The perfect jelly should be sparkling clear with a bright colour and fresh fruit flavour. As well as being useful for spreads for bread, toast or biscuits, jellies make good tart-fillings, and can be used to glaze fruit tarts. Many jellies are excellent served with meat, poultry or game.
Wash all fruit, which should be ripe, but not over-ripe. Hard fruit such as apples and quinces should be sliced without peeling and coring; stone fruit should be cut in half, and soft fruit can be left on stems if these are clean. Crush the fruit lightly in the pan with a spoon to start the juices flowing. A small proportion (about one-third) of slightly under-ripe fruit will help to give a good set, and apples, redcurrants and gooseberries are rich in pectin, so may be mixed with other fruit such as raspberries and strawberries which do not set well on their own.

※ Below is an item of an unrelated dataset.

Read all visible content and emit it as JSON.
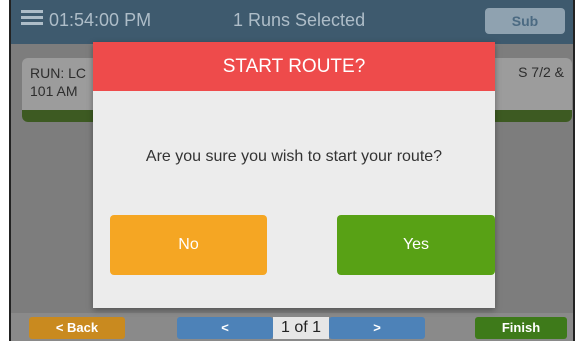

Some berries and currants need no water, but blackcurrants and hard fruits need water to help soften their skins; generally hard fruit should be covered with water. If fruit has no additional water, cook it very gently so that juices run but do not dry out. When the fruit is soft and the juices extracted, the pulp should go into the jelly bag to drip slowly into a bowl, and the process may take an hour or two, or overnight. Never be tempted to squeeze, stir or shake the fruit pulp, or the jelly will be cloudy.
The liquid must be measured, and usually 1lb/450g sugar is allowed to each pint/500ml juice for fruit rich in pectin and acid, but 12oz/375g sugar will be enough for fruit with a poorer setting quality. If the sugar is warmed first, it will speed up the dissolving process, but otherwise, the sugar can be slowly heated and dissolved in the liquid. Apple and gooseberry jellies keep a better colour if cold sugar is added to cold juice.
Once the sugar has been dissolved, the jelly must be boiled rapidly to setting point, which is reached at 220°F/104°C, when the jelly will partly set on the spoon, and drops run together to form flakes which drop cleanly from the spoon. Skim jelly with a metal spoon dipped in boiling water and pour into small hot jars, tilting the jars so that the jelly does not form air bubbles. Cover with waxed circles at once, and cover completely at once or when cold, but do not move the jelly until it has set. Be sure to store it in a cool dry place.